RUBIN: Your grandmother must have been quite a storyteller for her stories to resonate with you so much as a child. Does her style of telling come through in your stories today?
LIU: I'd like to think so. She used to tell me Chinese folktales inflected with modern touches. Maybe my love of playing with tradition and modernity was in part inspired by her.
RUBIN: In addition to being a writer, you are also an attorney and an application developer. As a software developer and writer myself, I recognize some overlap, but what led you to such a diverse array of jobs?
LIU: You're really asking for my life story :-)
Like most people, I had no idea what I wanted to do when I went to college. My best subject was math, and I really liked plants (I studied wildflowers the way some studied baseball cards). So I thought I might major in math or biology. And then, as a freshman, I took a couple of introductory literature courses and got exposed to literary criticism, which transformed the way I thought about reading and writing. I became an English major.
At the same time, I didn't lose my love of math. I enjoyed the rigor of proofs and the elegance of mathematical reasoning. I got interested in Computer Science because it was a way to do some math as well as being able to construct virtual machines out of math that could perform real functions, solve real problems. (Some of my first AI programs generated poetry -- which I guess wasn't really solving a real problem. But it was
fun . . .)
After college, my programming skills were of much more interest to employers than my skills in literary criticism, so I went to work at Microsoft. Later, I came back to Cambridge to join some friends in a startup. That's the best kind of experience you can have when you're young: all of you are poor and free to take risks, and it's fun to squeeze into a little apartment and work at all hours to make a dream come true. We did pretty well, and I loved being a software developer. This was also where I met my wife, Lisa.
At some point, though, I missed using my skill with words. So I went back to law school, and then became a law clerk for a federal judge and then a corporate lawyer specializing in tax cases. The work was fun and rewarding, but the hours were long.

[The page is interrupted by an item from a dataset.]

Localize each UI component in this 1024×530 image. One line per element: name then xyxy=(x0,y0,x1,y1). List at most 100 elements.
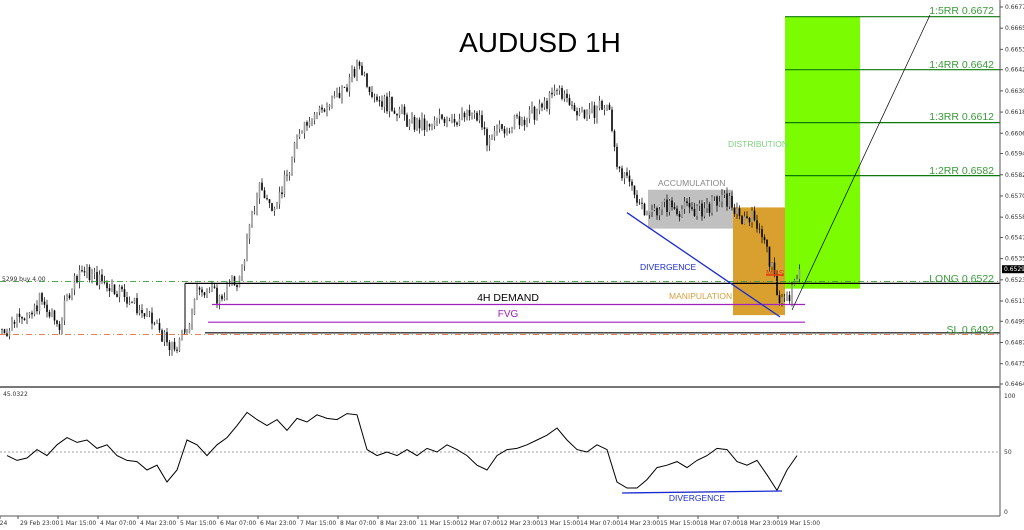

When Lisa and I decided to start a family, I knew I didn't want to be one of those dads who never got to see his kids. So I changed jobs and became a litigation consultant for high-tech patent cases. This is a job in which I get to be technical and also to use my legal knowledge.
I think all these jobs have something in common: whether it's programming, drafting a contract, or writing a story, I'm always manipulating symbols to create structures that perform functions according to rules. I guess I just like the creative, playful nature shared by all these tasks.
RUBIN: There are two notable generalizations that can be made about your writing: you are a prolific writer of short fiction -- and your stories are always good. These two things are often inversely correlated, but in your case, you seem to work best at a high throughput. Given your consulting work, and the fact that you have a family that includes two small children (I know what that is like!) how do you manage to write so much and so well?
LIU: Well, first, thank you for the praise. I hope I live up to it! I find that writing is like any other skill, the more you practice, the better you get at it. I use writing as a way to work out my thoughts, and the more I write, the more ideas I get. I also learn a lot about the craft with each story I write, and so I think I'm improving with a sustained period of deliberate practice.